Pada aspek liabilitas atau kewajiban, total nilainya naik 9,4 persen menjadi US$3,32 miliar. Dari jumlah tersebut, 67,8 persen atau setara US$2,25 miliar merupakan pinjaman jangka pendek dan panjang dari bank.

Direktur Utama Krakatau Steel, Silmy Karim, pernah mengatakan bahwa keuntungan perusahaan berasal dari peningkatan penjualan, efisiensi, serta kontribusi anak perusahaan. Itu merupakan hasil transformasi secara menyeluruh Krakatau Steel Group.

Dia menyebutkan, penjualan produk baja utama, yaitu Hot Rolled Coil dan Cold Rolled Coil produk pipa baja, long product maupun pelat baja, meningkat 36,9 persen menjadi 1,59 juta ton. Sedangkan, penjualan produk hilirisasi juga naik 656,2 persen menjadi 13.181 ton.

“Sepanjang tahun 2021 Krakatau Steel telah mencatatkan kinerja positif yang terus meningkat. Tren ini membuat manajemen optimistis pada akhir tahun akan membukukan kinerja yang baik,” kata Silmy. “Krakatau Steel saat ini semakin sehat dan efisien sehingga kami semakin kompetitif. Kami siap untuk terus meraih capaian yang lebih tinggi lagi.”

Kondisinya sudah membaik

Sementara itu, pernyataan Erick Thohir kontan direspons oleh manajemen Krakatau Sarana Infrastruktur (KSI)—entitas anak dari Krakatau Steel. Menurut Komisaris KSI, Roy Maningkas, KS memang dalam kondisi sulit. Akan tetapi, manajemen telah berbuat yang terbaik dan sekarang kondisinya sudah mulai membaik.

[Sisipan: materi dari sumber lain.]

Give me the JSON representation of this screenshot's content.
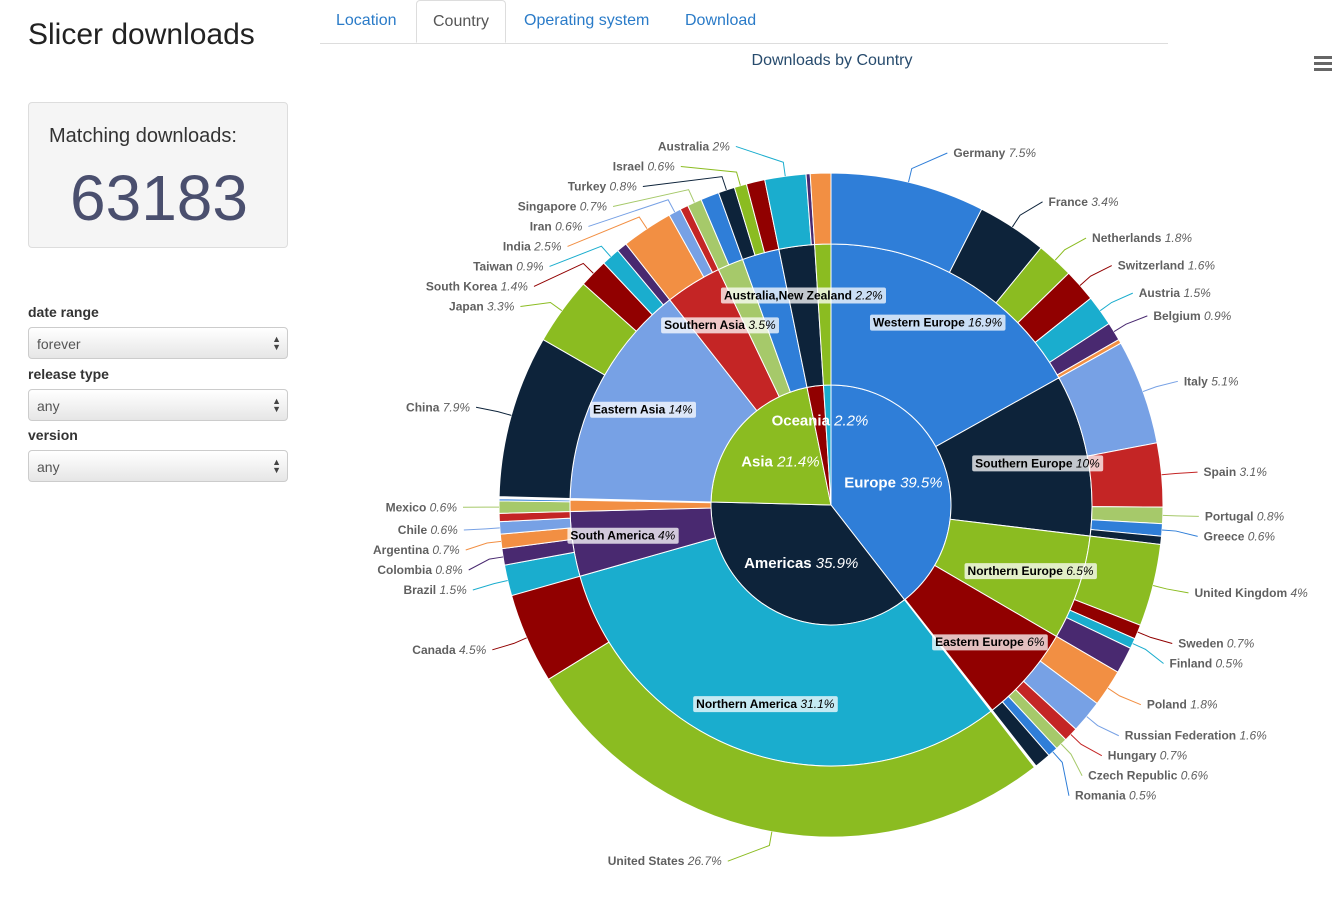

"Saya pernah menjadi komisaris di KS dan sekarang di subholding KSI. Saya percaya dan yakin, KS tidak seburuk yang disampaikan oleh menteri BUMN," kata Roy dalam keterangan kepada wartawan.

Dia pun menambahkan, demi menyelesaikan kewajiban KRAS kepada sejumlah krediturnya, perseroan telah memiliki sejumlah rencana, termasuk melepas kepemilikan saham di KSI hingga 40 persen. Meskipun, menurutnya, belakangan muncul permintaan agar jumlah kepemilikan yang dilepas 70 persen.

“Inilah yang justru akan merugikan KS sebagai pemegang saham mayoritas. Karena KSI merupakan aset penting dan cashflow dari KS. Bahkan saat ini sekitar 50 persen laba sebelum bunga, pajak, depresiasi, dan amortisasi (EBITDA) KS berasal dari KSI,” katanya.